It was a rough ride for the loonie in 2018.
The Canadian dollar fell nearly eight per cent against its U.S. counterpart last year — with much of its slide worsening in the fourth quarter — plunging almost six per cent since October.
In fact, the loonie was the second worst performing major currency in the world against the U.S. dollar in the last quarter, just behind another commodity currency, the Norwegian Krone, according to CIBC.
A combination of falling oil prices, trade tensions, higher interest rates in the U.S. and a stronger U.S. dollar have weighed on the Canadian dollar.
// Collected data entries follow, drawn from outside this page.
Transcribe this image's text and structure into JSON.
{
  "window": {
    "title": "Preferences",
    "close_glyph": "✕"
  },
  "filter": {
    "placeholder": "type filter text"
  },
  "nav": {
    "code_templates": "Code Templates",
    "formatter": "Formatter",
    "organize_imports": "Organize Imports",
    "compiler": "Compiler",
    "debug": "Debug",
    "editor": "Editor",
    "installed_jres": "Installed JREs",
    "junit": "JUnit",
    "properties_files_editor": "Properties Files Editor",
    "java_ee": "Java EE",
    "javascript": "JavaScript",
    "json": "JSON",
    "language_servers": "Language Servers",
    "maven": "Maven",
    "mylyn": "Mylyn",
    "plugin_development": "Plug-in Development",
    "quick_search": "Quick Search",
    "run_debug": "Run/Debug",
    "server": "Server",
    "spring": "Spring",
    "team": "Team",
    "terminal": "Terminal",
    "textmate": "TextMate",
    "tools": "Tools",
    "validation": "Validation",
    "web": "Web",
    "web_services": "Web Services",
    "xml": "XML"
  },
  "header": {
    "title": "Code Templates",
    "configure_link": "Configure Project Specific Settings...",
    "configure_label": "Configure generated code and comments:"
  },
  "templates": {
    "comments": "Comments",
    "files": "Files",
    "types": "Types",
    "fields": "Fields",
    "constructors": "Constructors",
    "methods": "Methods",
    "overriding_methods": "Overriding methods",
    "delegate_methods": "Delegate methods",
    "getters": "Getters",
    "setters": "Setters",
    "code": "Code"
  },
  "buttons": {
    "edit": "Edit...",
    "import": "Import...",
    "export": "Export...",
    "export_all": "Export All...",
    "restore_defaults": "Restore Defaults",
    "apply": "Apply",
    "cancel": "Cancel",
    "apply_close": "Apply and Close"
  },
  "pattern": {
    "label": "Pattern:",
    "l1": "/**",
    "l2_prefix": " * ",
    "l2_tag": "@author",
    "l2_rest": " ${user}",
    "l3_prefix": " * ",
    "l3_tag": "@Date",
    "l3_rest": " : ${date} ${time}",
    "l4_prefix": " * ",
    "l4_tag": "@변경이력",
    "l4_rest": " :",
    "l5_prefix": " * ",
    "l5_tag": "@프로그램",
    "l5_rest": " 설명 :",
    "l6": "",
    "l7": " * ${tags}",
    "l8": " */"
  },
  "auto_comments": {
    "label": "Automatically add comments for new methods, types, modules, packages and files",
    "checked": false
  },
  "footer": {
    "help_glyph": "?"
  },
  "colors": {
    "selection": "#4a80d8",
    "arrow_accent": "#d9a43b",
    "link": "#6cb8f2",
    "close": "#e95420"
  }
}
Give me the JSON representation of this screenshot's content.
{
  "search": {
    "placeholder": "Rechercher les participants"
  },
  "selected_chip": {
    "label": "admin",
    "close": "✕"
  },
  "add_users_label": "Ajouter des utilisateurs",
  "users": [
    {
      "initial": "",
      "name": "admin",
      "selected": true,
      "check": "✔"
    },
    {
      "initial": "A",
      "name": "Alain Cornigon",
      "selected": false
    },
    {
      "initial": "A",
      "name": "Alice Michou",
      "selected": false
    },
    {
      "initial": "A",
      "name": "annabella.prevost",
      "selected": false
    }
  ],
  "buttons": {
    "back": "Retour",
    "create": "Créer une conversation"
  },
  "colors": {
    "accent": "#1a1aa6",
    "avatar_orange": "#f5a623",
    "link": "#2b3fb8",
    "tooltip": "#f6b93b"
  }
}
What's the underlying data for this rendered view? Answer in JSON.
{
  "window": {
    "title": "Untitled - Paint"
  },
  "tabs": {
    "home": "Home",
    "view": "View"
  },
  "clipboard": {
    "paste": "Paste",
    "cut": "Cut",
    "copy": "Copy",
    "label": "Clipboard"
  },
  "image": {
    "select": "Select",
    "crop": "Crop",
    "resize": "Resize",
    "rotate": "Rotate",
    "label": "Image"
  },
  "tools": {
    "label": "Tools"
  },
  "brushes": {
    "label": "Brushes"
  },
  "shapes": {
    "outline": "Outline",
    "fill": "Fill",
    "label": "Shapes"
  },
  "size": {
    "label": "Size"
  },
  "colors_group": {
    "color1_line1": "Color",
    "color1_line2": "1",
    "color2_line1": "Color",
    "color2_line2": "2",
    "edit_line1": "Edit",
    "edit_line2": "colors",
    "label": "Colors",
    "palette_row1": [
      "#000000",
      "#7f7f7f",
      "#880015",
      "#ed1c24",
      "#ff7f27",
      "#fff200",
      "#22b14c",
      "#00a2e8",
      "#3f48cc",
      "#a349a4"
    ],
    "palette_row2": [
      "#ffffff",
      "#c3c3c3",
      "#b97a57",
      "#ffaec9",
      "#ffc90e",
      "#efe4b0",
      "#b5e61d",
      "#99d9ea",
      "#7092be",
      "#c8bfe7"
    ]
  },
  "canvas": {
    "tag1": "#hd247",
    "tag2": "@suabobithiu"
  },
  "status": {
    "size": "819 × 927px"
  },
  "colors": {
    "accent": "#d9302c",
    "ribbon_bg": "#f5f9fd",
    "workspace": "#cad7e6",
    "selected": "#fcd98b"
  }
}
While the loonie has started 2019 on the upside rising more than one per cent to around 74 cents US, analysts say it’s difficult to predict if things will turn around for the currency this year.
Loonie needs to ‘weaken’
Bipan Rai, head of North American foreign exchange strategy at CIBC Capital Markets, thinks the loonie needs to weaken further in the long term in order to make non-energy exports like manufacturing more competitive.
“The non-energy trade balance is still in the red. With an uncertain consumption and investment outlook, the Canadian dollar needs to cheapen to bolster competitiveness going forward,” said Rai in a note this week.
He added that Canada, much like the U.S., is heavily dependent on external funding from overseas investors for its current account deficit.
“Ongoing liquidity withdrawal leaves Canada vulnerable and implies that the Canadian dollar will need to weaken,” Rai said.
The latest data from Statistics Canada shows that foreign investment in Canadian securities fell to $4 billion in October, down from $7.8 billion in September.
At the same time, Canadians were also moving more money overseas. Investment in foreign securities increased to $14.9 billion in the same period — the largest investment since January 2018.
CIBC’s sentiments were echoed by Swiss bank UBS in December, when it called the loonie “overvalued” in its global currency forecasts report for 2019.
“The Canadian dollar still stands out as being one of the more overvalued currencies in the G10 space,” the bank said. “Canada’s external balance remains negative, and would require foreign exchange depreciation to bring it back to a more sustainable level.”
Meanwhile, the bounce that the loonie has seen this week could be short-lived, according to Shaun Osborne, chief foreign exchange strategist at Scotiabank.
“The week so far — albeit truncated by the holidays — looks potentially positive for the Canadian dollar,” Osborne said in a note. “Seasonal trends usually run the other way — U.S. dollar-positive, with January delivering the best monthly returns on average for the U.S. dollar over the past 20 years, so some caution is warranted perhaps still.”
But overall, a lot of bad news may already be in the loonie’s price, according to Mazen Issa, senior foreign exchange strategist at TD Securities.
“There are notable risks that are likely to prevent it from achieving any meaningful escape velocity to the upside, namely trade woes and decelerating domestic economic growth, in part exacerbated by low oil prices,” Issa said.
He expects the loonie to remain around 77 cents US for much of this year.